This article at Tablet magazine about the Americans who are among Yad Vashem's "The Righteous of the Nations" is good all the way through, but the section about Master Sgt. Roddie Edmonds of the United States Army while a prisoner of war during World War II seems good to remember today:
Roddie Edmonds’ group, the NCOs, were then shipped to Stalag IXA in Ziegenhain. There were 1,275 men in this group and Roddie Edmonds was the highest-ranking NCO among them.
It was German policy to single out Jewish POWs and send them to extermination or slave labor camps. Accordingly, in January 1945, the Germans announced that all Jewish prisoners in Stalag IXA would report the following morning. Twenty-five-year-old Master Sgt. Edmonds, who was responsible for all the POWs in Stalag IXA, ordered all prisoners, Jews and non-Jews, to fall out. When the German officer in charge, Maj. Siegmann, saw all the prisoners lined up in front of the barracks that next morning, he said to Edmonds: “They cannot all be Jews.” Edmonds responded: “We are all Jews here.”

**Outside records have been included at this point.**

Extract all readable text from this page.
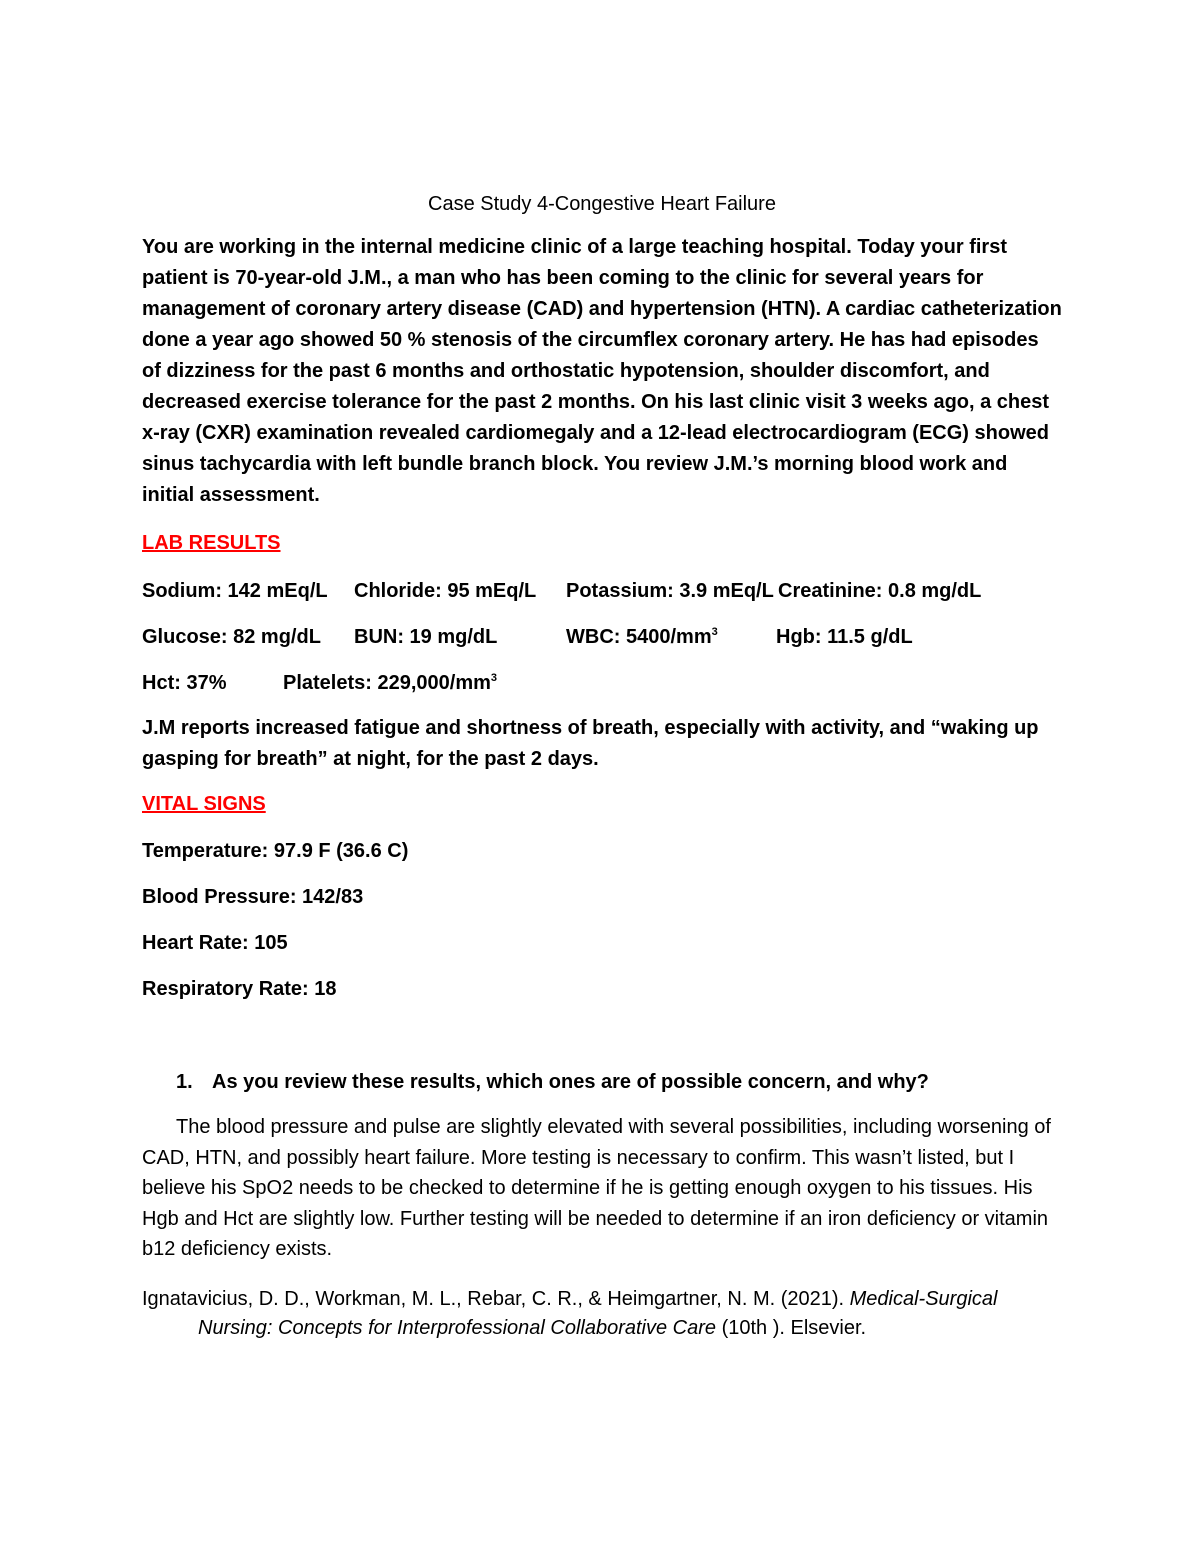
Case Study 4-Congestive Heart Failure

You are working in the internal medicine clinic of a large teaching hospital. Today your first patient is 70-year-old J.M., a man who has been coming to the clinic for several years for management of coronary artery disease (CAD) and hypertension (HTN). A cardiac catheterization done a year ago showed 50 % stenosis of the circumflex coronary artery. He has had episodes of dizziness for the past 6 months and orthostatic hypotension, shoulder discomfort, and decreased exercise tolerance for the past 2 months. On his last clinic visit 3 weeks ago, a chest x-ray (CXR) examination revealed cardiomegaly and a 12-lead electrocardiogram (ECG) showed sinus tachycardia with left bundle branch block. You review J.M.’s morning blood work and initial assessment.

LAB RESULTS

Sodium: 142 mEq/L Chloride: 95 mEq/L Potassium: 3.9 mEq/L Creatinine: 0.8 mg/dL
Glucose: 82 mg/dL BUN: 19 mg/dL	WBC: $5400/mm^3$	Hgb: 11.5 g/dL
Hct: 37%	Platelets: $229,000/mm^3$

J.M reports increased fatigue and shortness of breath, especially with activity, and “waking up gasping for breath” at night, for the past 2 days.

VITAL SIGNS

Temperature: 97.9 F (36.6 C)

Blood Pressure: 142/83

Heart Rate: 105

Respiratory Rate: 18

1. As you review these results, which ones are of possible concern, and why?

The blood pressure and pulse are slightly elevated with several possibilities, including worsening of CAD, HTN, and possibly heart failure. More testing is necessary to confirm. This wasn’t listed, but I believe his SpO2 needs to be checked to determine if he is getting enough oxygen to his tissues. His Hgb and Hct are slightly low. Further testing will be needed to determine if an iron deficiency or vitamin b12 deficiency exists.

Ignatavicius, D. D., Workman, M. L., Rebar, C. R., & Heimgartner, N. M. (2021). Medical-Surgical Nursing: Concepts for Interprofessional Collaborative Care (10th ). Elsevier.
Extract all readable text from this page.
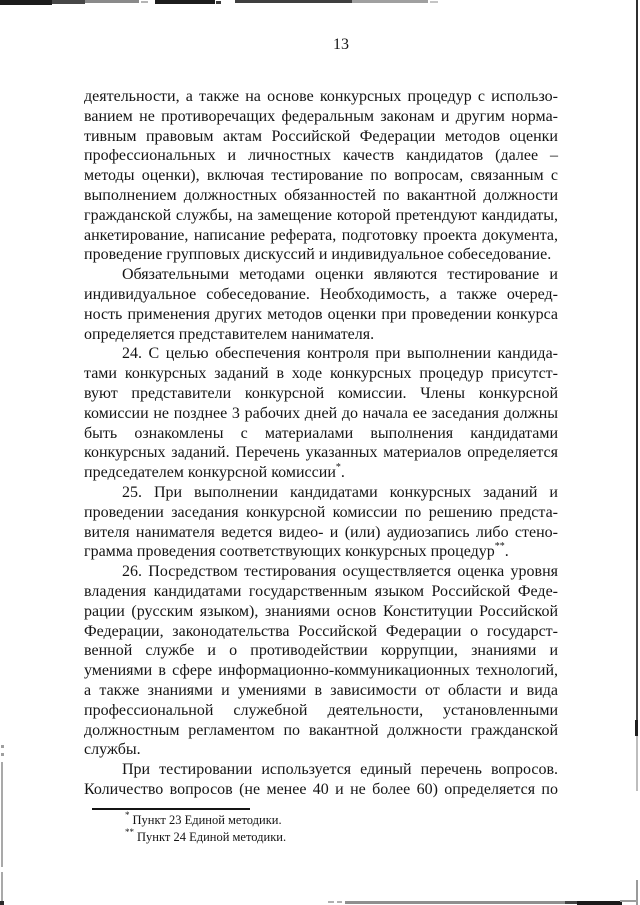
13
деятельности, а также на основе конкурсных процедур с использо-
ванием не противоречащих федеральным законам и другим норма-
тивным правовым актам Российской Федерации методов оценки
профессиональных и личностных качеств кандидатов (далее –
методы оценки), включая тестирование по вопросам, связанным с
выполнением должностных обязанностей по вакантной должности
гражданской службы, на замещение которой претендуют кандидаты,
анкетирование, написание реферата, подготовку проекта документа,
проведение групповых дискуссий и индивидуальное собеседование.
Обязательными методами оценки являются тестирование и
индивидуальное собеседование. Необходимость, а также очеред-
ность применения других методов оценки при проведении конкурса
определяется представителем нанимателя.
24. С целью обеспечения контроля при выполнении кандида-
тами конкурсных заданий в ходе конкурсных процедур присутст-
вуют представители конкурсной комиссии. Члены конкурсной
комиссии не позднее 3 рабочих дней до начала ее заседания должны
быть ознакомлены с материалами выполнения кандидатами
конкурсных заданий. Перечень указанных материалов определяется
председателем конкурсной комиссии*.
25. При выполнении кандидатами конкурсных заданий и
проведении заседания конкурсной комиссии по решению предста-
вителя нанимателя ведется видео- и (или) аудиозапись либо стено-
грамма проведения соответствующих конкурсных процедур**.
26. Посредством тестирования осуществляется оценка уровня
владения кандидатами государственным языком Российской Феде-
рации (русским языком), знаниями основ Конституции Российской
Федерации, законодательства Российской Федерации о государст-
венной службе и о противодействии коррупции, знаниями и
умениями в сфере информационно-коммуникационных технологий,
а также знаниями и умениями в зависимости от области и вида
профессиональной служебной деятельности, установленными
должностным регламентом по вакантной должности гражданской
службы.
При тестировании используется единый перечень вопросов.
Количество вопросов (не менее 40 и не более 60) определяется по
* Пункт 23 Единой методики.
** Пункт 24 Единой методики.
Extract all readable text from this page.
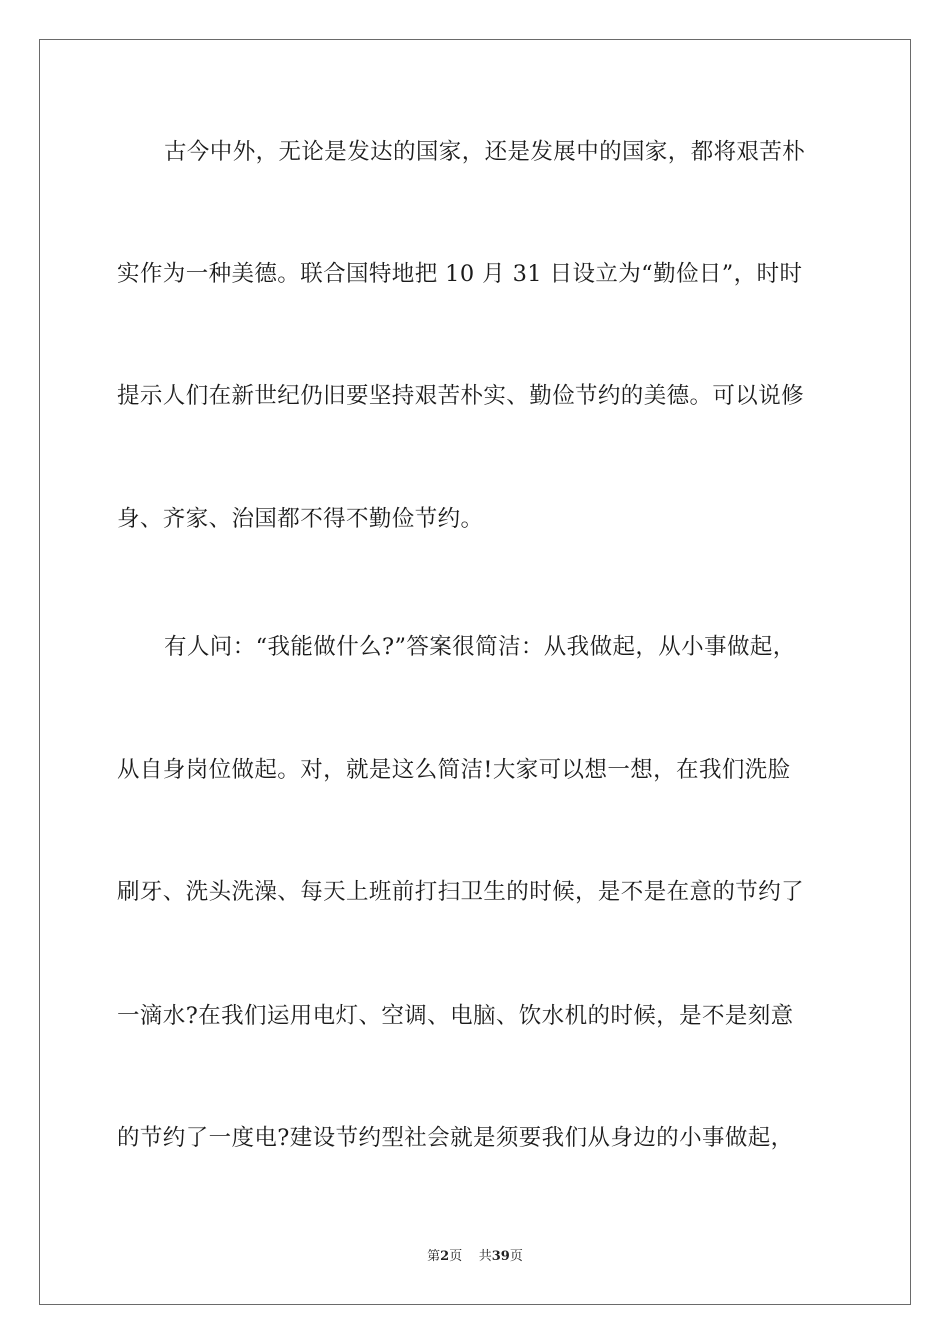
古今中外，无论是发达的国家，还是发展中的国家，都将艰苦朴
实作为一种美德。联合国特地把 10 月 31 日设立为“勤俭日”，时时
提示人们在新世纪仍旧要坚持艰苦朴实、勤俭节约的美德。可以说修
身、齐家、治国都不得不勤俭节约。
有人问：“我能做什么?”答案很简洁：从我做起，从小事做起，
从自身岗位做起。对，就是这么简洁!大家可以想一想，在我们洗脸
刷牙、洗头洗澡、每天上班前打扫卫生的时候，是不是在意的节约了
一滴水?在我们运用电灯、空调、电脑、饮水机的时候，是不是刻意
的节约了一度电?建设节约型社会就是须要我们从身边的小事做起，
第2页 共39页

Siegmann then pointed a pistol to Edmonds’ head, but Edmonds, refusing to back down, replied: “According to the Geneva Convention, we only have to give our name, rank, and serial number. If you shoot me, you will have to shoot all of us, and after the war you will be tried for war crimes.” The German major turned and walked away. Edmonds had saved the lives of the roughly 200 Jewish prisoners among the 1,275 American POWs.